SABC says competitors gain unfair advantage from its reporting to Parliament


The South African Broadcasting Corporation’s (SABC’s) chief operating officer, Hlaudi Motsoeneng, said that its accounting to Parliament is giving its competitors the upper hand and has called on MPs to afford the public broadcaster an opportunity to table its strategies behind closed doors.

A delegation from the embattled corporation, including its under-fire chairwoman Zandile Tshabalala and Mr Motsoeneng, appeared before Parliament’s communications portfolio committee on Tuesday to present the third quarter report, which showed that viewership numbers continued to decline and revenue from licence fees remained under pressure.

The SABC remains in the spotlight after the controversial permanent appointment of Mr Motsoeneng as chief operating officer earlier this year. A probe by the public protector found that he had lied about having a matric, purged senior staff and irregularly increased his own and certain staff members’ salaries. The public protector recommended he be disciplined. The Democratic Alliance (DA) has challenged his appointment in court. Ms Tshabalala’s position is also under question and she is facing suspension following allegations that she also lied about her qualifications. The communications portfolio committee is to table a motion in the National Assembly on Wednesday that would recommend to President Jacob Zuma that Ms Tshabalala be suspended, pending an inquiry into her qualifications.

Mr Motsoeneng appeared unperturbed on Tuesday despite the controversies surrounding the SABC. He said while the broadcaster was happy to share "its trade secrets" with MPs, it would only be fair to do so behind closed doors.

"Our competitors are here as we speak and they are busy taking notes … we cannot be presenting in an open platform," Mr Motsoeneng said.

He said the SABC was "actually doing very well on the audience share side". Though the third quarter report showed that the SABC TV platforms have delivered an audience share of 48% against a target of 53% for the period under review, Mr Motsoeneng raised issue with the methodology used by South African Audience Research Foundation, saying rural audiences had not been taken into account.

"Every day, the SABC audiences are more than 26-million.
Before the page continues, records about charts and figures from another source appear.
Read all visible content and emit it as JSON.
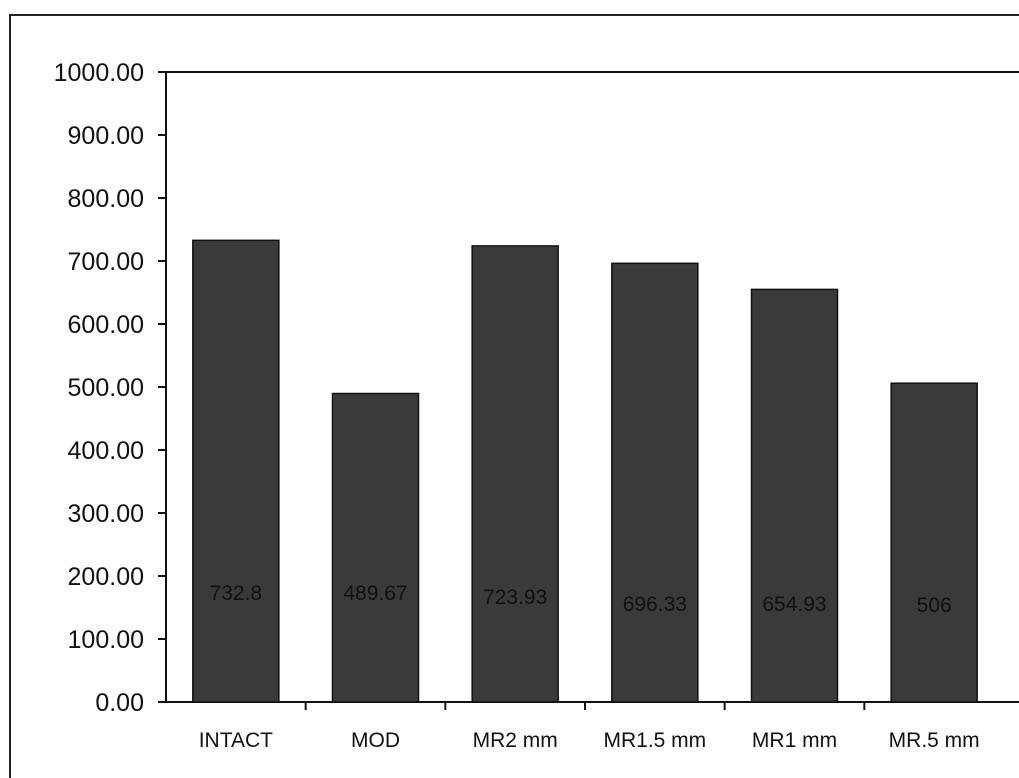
{
  "chart_data": {
    "type": "bar",
    "title": "",
    "xlabel": "",
    "ylabel": "",
    "categories": [
      "INTACT",
      "MOD",
      "MR2 mm",
      "MR1.5 mm",
      "MR1 mm",
      "MR.5 mm"
    ],
    "values": [
      732.8,
      489.67,
      723.93,
      696.33,
      654.93,
      506
    ],
    "data_labels": [
      "732.8",
      "489.67",
      "723.93",
      "696.33",
      "654.93",
      "506"
    ],
    "ylim": [
      0,
      1000
    ],
    "yticks": [
      "0.00",
      "100.00",
      "200.00",
      "300.00",
      "400.00",
      "500.00",
      "600.00",
      "700.00",
      "800.00",
      "900.00",
      "1000.00"
    ],
    "grid": false,
    "legend": "none",
    "bar_color": "#3a3a3a"
  }
}
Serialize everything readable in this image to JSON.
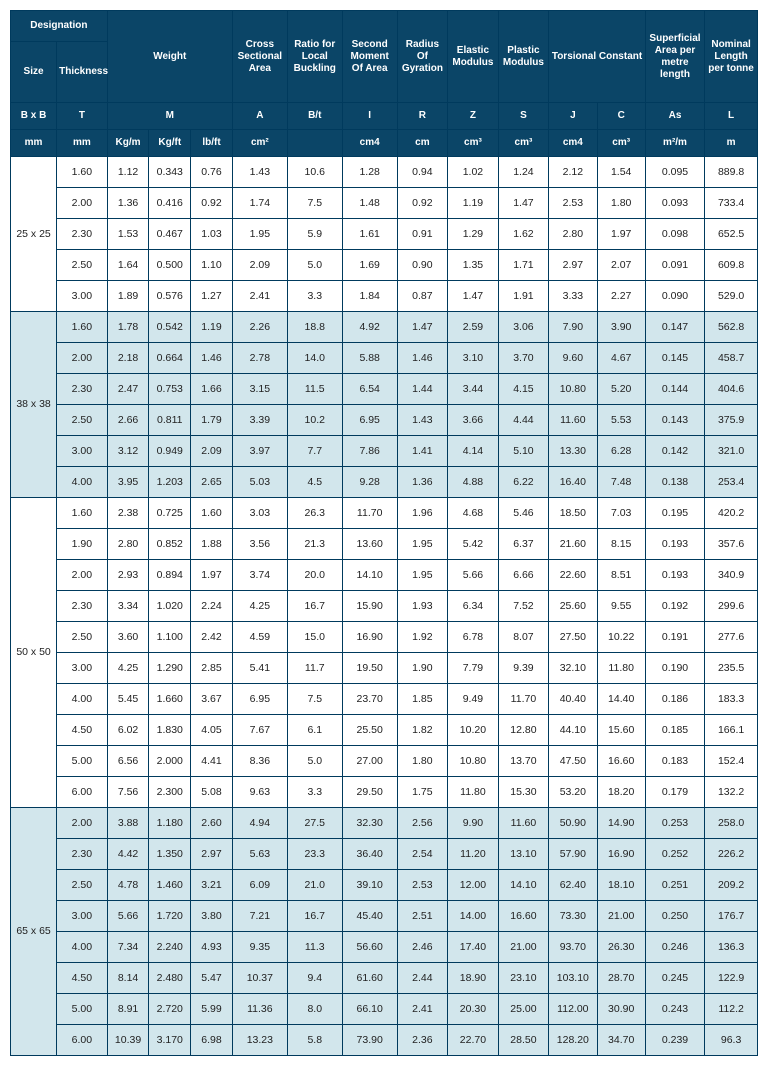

This is huge. We are doing very well on the audience share side," Mr Motsoeneng said.

But Economic Freedom Fighters MP Mbuyiseni Ndlozi said it was "clear that the SABC was struggling with numbers". Mr Ndlozi also took issue with Mr Motsoeneng’s request for the SABC to table some of its documents behind closed doors in future.

"Mr Motsoeneng must not complain about accounting to Parliament, otherwise he must leave (the SABC) … I will be happy to see you go," Mr Ndlozi said.

Earlier, Ms Tshabalala, also raised concern about the requirement that the SABC table some of its documents in an open session, saying this gave its competitors an unfair advantage. Ms Tshabalala also pointed out that the SABC funding model remained problematic. She said that the SABC was promised 60% public funding, yet it only gets 3%, which was not in step with the needs of a public broadcaster.

"About 86% funding comes from advertisers. It cannot be right. This puts the SABC in a precarious position and constrains its ability to relay the messages that government wants it to relay … most of the (public) broadcasters internationally are funded (by government) 100% or 80% … it differs from country to country," Ms Tshabalala said.

She said the bad publicity the SABC had received in recent times was scaring away potential business partners. She seemed to blame opposition MPs for this.

"The tarnishing of the image of the SABC by some members is so bad that the businesses who want to partner with us (are not) … that is the sad part".

Ms Tshabalala said a permanent CEO was set to be appointed in the coming weeks.

Meanwhile, presenting the third quarter report, acting CEO Tian Olivier said total revenue of about R2.1bn for the period under review was R143m, or 7%, higher than budget. Mr Olivier said year on year total revenue had increased by R494m or 10%. This was higher than the previous year’s growth of 4%.